Jim represents a wide array of transportation clients. He often represents clients before the Department of Transportation, including the Federal Aviation Administration (FAA), National Highway Traffic Safety Administration (NHTSA), the Federal Transit Administration (FTA), and other offices in the department. Public policy issues in which he has been engaged include the continuing debate over public-private partnerships; climate change, including cap and trade proposals; the licensing of a privately financed multi-billion-dollar offshore LNG port; the impact of the volatility in petroleum prices on the airline and trucking industries; and statutory changes to increase trucking productivity.
With respect to efforts to attract private equity to U.S. transportation infrastructure, he advises clients on how to protect their legitimate interests while seeking transactions that are politically realistic. He also has extensive experience in more traditional publicly financed projects. For example, he co-chaired the coalition that successfully lobbied for the more than $2 billion required to replace the Wilson Bridge, which is a part of the Washington, DC Beltway.

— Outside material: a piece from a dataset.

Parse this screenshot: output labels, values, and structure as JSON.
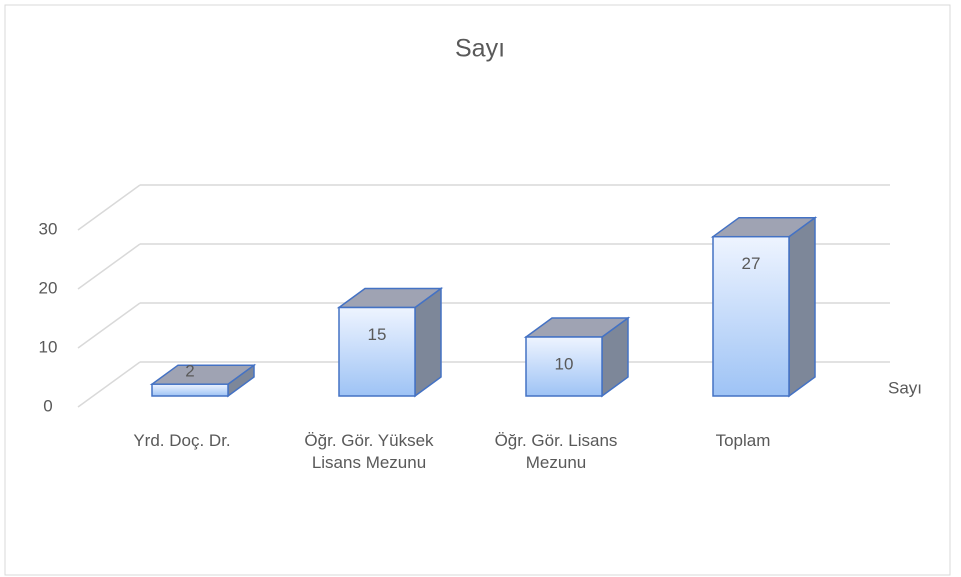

As outside legislative counsel to American Airlines, Jim played a key role in the crafting and passage of the emergency Airline Transportation Stabilization Act, passed in the days after September 11, 2001 to help save the disaster-challenged U.S. airline industry. Among the provisions upon which he focused, the Act limited the liability of American and United Airlines and their agents at their multi-billion-dollar insurance limits, and it created a federal fund to compensate the victims and their families. He also worked on the provision providing for back-up federal terrorism insurance, without which most major air carriers would have faced grounding for the second time very soon after the attacks. Congressional Quarterly characterized enactment of this package as being "generally regarded as an unrivaled lobbying coup."